The Louisiana Senate has created a special committee consisting of seven members to investigate the use of excessive force by the State Police after evidence emerged about a series of beatings of African-American men by the troopers.

Senate President Page Cortez said that he set up the panel in response to requests from senators concerned about troopers’ behavior, the Associated Press reported.

Republican Senator Franklin Foil will be heading the panel while Democratic Senator Cleo Fields will work as his deputy.

The panel’s first meeting is expected to be held in December in which the committee will hear from the State Police and the public with an eye toward developing recommendations for tightened laws regarding use of force that legislators can consider.

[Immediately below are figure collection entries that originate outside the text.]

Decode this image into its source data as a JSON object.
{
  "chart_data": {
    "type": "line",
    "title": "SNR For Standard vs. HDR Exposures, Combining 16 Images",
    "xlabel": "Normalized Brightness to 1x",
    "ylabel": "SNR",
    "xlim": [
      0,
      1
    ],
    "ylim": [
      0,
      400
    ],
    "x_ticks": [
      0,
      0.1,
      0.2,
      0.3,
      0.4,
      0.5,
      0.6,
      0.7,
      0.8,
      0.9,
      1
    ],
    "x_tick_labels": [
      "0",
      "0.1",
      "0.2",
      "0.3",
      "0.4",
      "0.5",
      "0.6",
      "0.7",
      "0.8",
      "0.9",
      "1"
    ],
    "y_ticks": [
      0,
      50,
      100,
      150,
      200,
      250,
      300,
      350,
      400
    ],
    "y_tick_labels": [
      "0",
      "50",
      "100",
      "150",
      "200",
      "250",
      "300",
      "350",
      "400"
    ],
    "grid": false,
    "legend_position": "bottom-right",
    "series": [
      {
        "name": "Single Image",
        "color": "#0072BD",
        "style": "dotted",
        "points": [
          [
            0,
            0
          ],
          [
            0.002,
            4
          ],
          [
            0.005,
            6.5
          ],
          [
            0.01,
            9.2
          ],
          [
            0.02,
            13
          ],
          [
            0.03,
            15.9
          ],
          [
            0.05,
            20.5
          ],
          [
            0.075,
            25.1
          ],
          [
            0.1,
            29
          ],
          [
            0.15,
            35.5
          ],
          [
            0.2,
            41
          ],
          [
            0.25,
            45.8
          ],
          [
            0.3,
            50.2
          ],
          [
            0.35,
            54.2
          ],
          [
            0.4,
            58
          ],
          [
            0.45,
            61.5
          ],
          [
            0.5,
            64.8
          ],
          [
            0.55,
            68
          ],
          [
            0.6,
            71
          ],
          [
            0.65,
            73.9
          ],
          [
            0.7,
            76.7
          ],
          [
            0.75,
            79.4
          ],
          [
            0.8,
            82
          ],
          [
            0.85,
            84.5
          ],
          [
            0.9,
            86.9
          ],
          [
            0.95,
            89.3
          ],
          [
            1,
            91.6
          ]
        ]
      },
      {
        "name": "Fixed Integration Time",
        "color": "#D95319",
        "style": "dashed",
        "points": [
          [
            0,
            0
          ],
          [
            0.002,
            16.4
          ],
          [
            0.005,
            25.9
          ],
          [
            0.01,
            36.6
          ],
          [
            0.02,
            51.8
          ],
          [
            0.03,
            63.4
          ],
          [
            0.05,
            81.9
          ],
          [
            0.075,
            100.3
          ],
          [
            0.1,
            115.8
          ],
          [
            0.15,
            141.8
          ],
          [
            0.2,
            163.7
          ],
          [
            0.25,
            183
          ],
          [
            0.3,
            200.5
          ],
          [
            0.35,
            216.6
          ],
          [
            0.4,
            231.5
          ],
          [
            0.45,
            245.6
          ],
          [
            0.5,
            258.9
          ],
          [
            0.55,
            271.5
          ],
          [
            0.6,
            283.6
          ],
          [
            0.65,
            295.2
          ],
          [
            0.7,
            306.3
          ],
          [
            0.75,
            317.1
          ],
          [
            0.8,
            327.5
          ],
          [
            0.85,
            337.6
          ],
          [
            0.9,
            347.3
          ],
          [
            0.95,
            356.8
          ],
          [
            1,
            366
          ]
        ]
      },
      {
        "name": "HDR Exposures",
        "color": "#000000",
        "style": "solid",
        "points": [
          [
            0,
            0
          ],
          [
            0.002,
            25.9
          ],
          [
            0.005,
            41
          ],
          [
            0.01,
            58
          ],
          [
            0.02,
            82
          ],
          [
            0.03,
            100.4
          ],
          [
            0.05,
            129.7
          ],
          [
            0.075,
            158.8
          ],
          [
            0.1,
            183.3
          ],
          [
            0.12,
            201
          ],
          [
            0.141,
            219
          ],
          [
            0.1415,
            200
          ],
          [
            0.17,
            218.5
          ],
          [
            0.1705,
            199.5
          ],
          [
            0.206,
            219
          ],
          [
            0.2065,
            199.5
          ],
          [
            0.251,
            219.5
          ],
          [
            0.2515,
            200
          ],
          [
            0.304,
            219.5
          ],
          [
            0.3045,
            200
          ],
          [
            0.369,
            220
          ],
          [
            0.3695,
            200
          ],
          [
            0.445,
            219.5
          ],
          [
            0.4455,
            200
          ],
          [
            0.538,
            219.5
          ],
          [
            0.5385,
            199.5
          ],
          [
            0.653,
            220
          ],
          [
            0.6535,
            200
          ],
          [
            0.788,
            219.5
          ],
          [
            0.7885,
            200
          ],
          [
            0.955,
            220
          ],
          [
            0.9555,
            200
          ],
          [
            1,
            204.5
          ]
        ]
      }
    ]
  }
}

The review will focus more on overall policies, rather than specific allegations of improper force, Foil said.

The Senate Select Committee on State Police Oversight will “go over what kind of oversight the State Police has when there are reports of excessive force that may have been used inappropriately and what mechanisms they have as far as safeguards,” said Foil, a lawyer, and Navy officer who has worked as a military judge.

The deadline for the panel to submit its recommendations to the full Senate is October 31, 2022.

The committee is set to examine the Louisiana State Police’s use-of-force policies as federal prosecutors are scrutinizing a series of beatings by troopers and whether top police brass obstructed justice to protect troopers involved in the deadly 2019 arrest of Ronald Greene.

The investigation began as a civil rights probe into Greene’s death, which police initially blamed on a car crash at the end of a chase near Monroe. But prosecutors’ interest has since broadened to look at other beatings and whether commanders broke the law to shelter the troopers seen on long-withheld body camera video punching, dragging, and stunning the African-American motorist.